ICJ thunderbolt: Uhuru's tough choices on KDF troops in Somalia
The International Court of Justice’s (ICJ) unfavourable judgment on the maritime dispute with Somalia has left the Kenya Defence Forces (KDF) in a Catch-22 situation.
President Uhuru Kenyatta and his generals have to make a decision on the troops’ continued operations in the war-torn nation under the African Union Mission for Somalia (Amisom).
Mogadishu has in recent years not shied away from its displeasure about the presence of Kenyan soldiers in the country, and calls for their withdrawal are likely to increase in the coming days.
President Kenyatta will have to decide whether his troops will continue to assist in securing ‘an enemy state’, while at the same time defending Kenya’s territory from the same nation.
KDF has been part of a 12,000-strong Amisom force that has been helping the Somali National Security Forces to fight the Al-Shabaab militants. After yesterday’s ruling, however, the troops will also be expected to secure 160,000-square kilometres of territory in the Indian Ocean believed to contain vast oil and gas deposits.
Nairobi indicated it won’t cede an inch of territory to another country and vowed to deploy the military to fight off any form of aggression.
“Kenya recognises and has consistently indicated as much, that the judgment of the court -- whichever way will have profound security, political, social and economic ramifications in the region and beyond,” said Foreign Affairs Principal Secretary Macharia Kamau last Friday.
He was flanked by Vice-Chief of Defence Forces Lt-General Francis Ogolla, Solicitor-General Kennedy Ogeto and Defence PS Ibrahim Mohamed.
President Kenyatta recently upgraded the Manda Bay station at the north coast into a full naval base.
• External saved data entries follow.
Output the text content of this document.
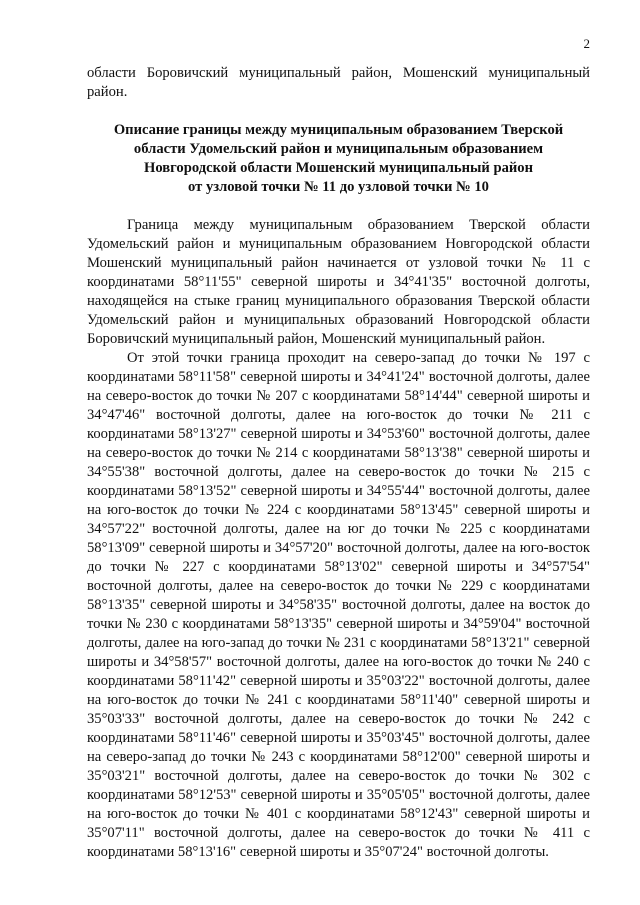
2

области Боровичский муниципальный район, Мошенский муниципальный район.

Описание границы между муниципальным образованием Тверской
области Удомельский район и муниципальным образованием
Новгородской области Мошенский муниципальный район
от узловой точки № 11 до узловой точки № 10

Граница между муниципальным образованием Тверской области Удомельский район и муниципальным образованием Новгородской области Мошенский муниципальный район начинается от узловой точки № 11 с координатами 58°11'55" северной широты и 34°41'35" восточной долготы, находящейся на стыке границ муниципального образования Тверской области Удомельский район и муниципальных образований Новгородской области Боровичский муниципальный район, Мошенский муниципальный район.

От этой точки граница проходит на северо-запад до точки № 197 с координатами 58°11'58" северной широты и 34°41'24" восточной долготы, далее на северо-восток до точки № 207 с координатами 58°14'44" северной широты и 34°47'46" восточной долготы, далее на юго-восток до точки № 211 с координатами 58°13'27" северной широты и 34°53'60" восточной долготы, далее на северо-восток до точки № 214 с координатами 58°13'38" северной широты и 34°55'38" восточной долготы, далее на северо-восток до точки № 215 с координатами 58°13'52" северной широты и 34°55'44" восточной долготы, далее на юго-восток до точки № 224 с координатами 58°13'45" северной широты и 34°57'22" восточной долготы, далее на юг до точки № 225 с координатами 58°13'09" северной широты и 34°57'20" восточной долготы, далее на юго-восток до точки № 227 с координатами 58°13'02" северной широты и 34°57'54" восточной долготы, далее на северо-восток до точки № 229 с координатами 58°13'35" северной широты и 34°58'35" восточной долготы, далее на восток до точки № 230 с координатами 58°13'35" северной широты и 34°59'04" восточной долготы, далее на юго-запад до точки № 231 с координатами 58°13'21" северной широты и 34°58'57" восточной долготы, далее на юго-восток до точки № 240 с координатами 58°11'42" северной широты и 35°03'22" восточной долготы, далее на юго-восток до точки № 241 с координатами 58°11'40" северной широты и 35°03'33" восточной долготы, далее на северо-восток до точки № 242 с координатами 58°11'46" северной широты и 35°03'45" восточной долготы, далее на северо-запад до точки № 243 с координатами 58°12'00" северной широты и 35°03'21" восточной долготы, далее на северо-восток до точки № 302 с координатами 58°12'53" северной широты и 35°05'05" восточной долготы, далее на юго-восток до точки № 401 с координатами 58°12'43" северной широты и 35°07'11" восточной долготы, далее на северо-восток до точки № 411 с координатами 58°13'16" северной широты и 35°07'24" восточной долготы.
The base is supposed to enhance security on the northern corridor of Kenya’s section of the Indian Ocean and the Lamu Port-South Sudan Ethiopia Transport (Lapsset) project.
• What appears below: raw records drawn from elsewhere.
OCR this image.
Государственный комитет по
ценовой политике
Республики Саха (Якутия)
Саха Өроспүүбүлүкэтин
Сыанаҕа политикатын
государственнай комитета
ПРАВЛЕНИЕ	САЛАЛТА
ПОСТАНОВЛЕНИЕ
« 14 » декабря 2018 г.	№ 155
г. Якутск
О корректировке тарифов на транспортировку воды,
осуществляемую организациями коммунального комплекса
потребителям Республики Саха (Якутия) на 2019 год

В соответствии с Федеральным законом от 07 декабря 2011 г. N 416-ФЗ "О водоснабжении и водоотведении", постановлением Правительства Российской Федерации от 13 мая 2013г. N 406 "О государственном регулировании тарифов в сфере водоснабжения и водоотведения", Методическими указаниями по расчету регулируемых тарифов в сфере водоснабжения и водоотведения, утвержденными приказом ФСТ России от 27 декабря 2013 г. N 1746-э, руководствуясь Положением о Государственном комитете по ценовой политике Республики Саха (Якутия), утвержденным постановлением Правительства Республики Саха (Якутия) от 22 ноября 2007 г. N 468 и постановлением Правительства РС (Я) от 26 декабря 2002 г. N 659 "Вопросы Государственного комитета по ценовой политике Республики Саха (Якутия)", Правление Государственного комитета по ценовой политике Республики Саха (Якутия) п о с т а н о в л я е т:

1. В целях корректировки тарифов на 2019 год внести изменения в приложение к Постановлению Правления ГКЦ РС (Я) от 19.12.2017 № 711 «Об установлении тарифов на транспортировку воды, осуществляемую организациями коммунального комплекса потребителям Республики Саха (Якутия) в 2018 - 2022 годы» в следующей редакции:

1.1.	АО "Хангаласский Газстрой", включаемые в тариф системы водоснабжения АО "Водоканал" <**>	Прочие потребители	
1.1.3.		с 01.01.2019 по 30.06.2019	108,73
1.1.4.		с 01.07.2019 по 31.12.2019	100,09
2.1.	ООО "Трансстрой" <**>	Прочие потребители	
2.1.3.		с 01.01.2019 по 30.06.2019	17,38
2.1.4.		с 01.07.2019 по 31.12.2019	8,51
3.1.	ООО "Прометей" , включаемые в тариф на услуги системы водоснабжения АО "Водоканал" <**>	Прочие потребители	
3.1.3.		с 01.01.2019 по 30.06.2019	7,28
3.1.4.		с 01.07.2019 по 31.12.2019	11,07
The timing of the opening ceremony, just two weeks to the ICJ ruling, raised eyebrows. Operation Sledge Hammer, an amphibious assault on Kismayu under Brigadier Tom Ngere, was launched from Manda Bay in 2012, leading to the liberation of the port from the Al-Shabaab.
“We will continue supporting you with tools and resources that you will need to defend our nation and to secure our interest as a nation,” President Kenyatta said.
During the presentation of the presidential and regimental colours to the base, the President said it will play a critical role in defending Kenya’s sovereignty, maintaining territorial integrity, and securing the nation’s maritime borders.
“The Kenya Navy Base Manda Bay is of utmost significance in enhancing counterterrorism efforts and maritime security, besides protecting the country’s port infrastructure. In addition, this base boosts security in the region and guards vital trade routes that are the lifeblood of international commerce,” President Kenyatta said on September 23.
“Our security as a country is ultimately a shared responsibility and all security organs have a role to play. The multi-varsity security challenges that we face demand greater cooperation between our security agencies,” he added.
Although Somalia does not have military capability capable of mounting a serious challenge to the Kenya Navy over the contested zone, Nairobi is willing to deploy troops if a need arises.
Should this happen, the more than 3,000 troops in Somalia could find themselves in an awkward situation. Last week, Amisom Kenya commander in Sector II, Brigadier Jeff Nyagah, said there was still a lot of work to be done before withdrawal begins.
“If you take a critical analysis of the capacity and capability of the Somali security forces, we still have work to do,” said Brig. Nyagah.
Whatever decision President Kenyatta makes in the coming days over KDF’s forays in Somalia as a consequence of the ICJ ruling will pose enormous implications for regional security.
A withdrawal of troops will give Al-Shabaab space to regroup on the southern part of Somalia and mount attacks inside Kenya.
“Apart from adding itself to the list of countries that have burnt their fingers in Somalia, a knee-jerk withdrawal from Somalia without a proper exit strategy would be problematic,” said the Institute of Security Studies (ISS) about whether KDF should stay or withdraw from Somalia.
“Additionally, Kenya’s withdrawal from Somalia would have negative implications for the country’s strategic interests in the region and its efforts to position itself as an indispensable partner in the region’s security matrix,” said ISS.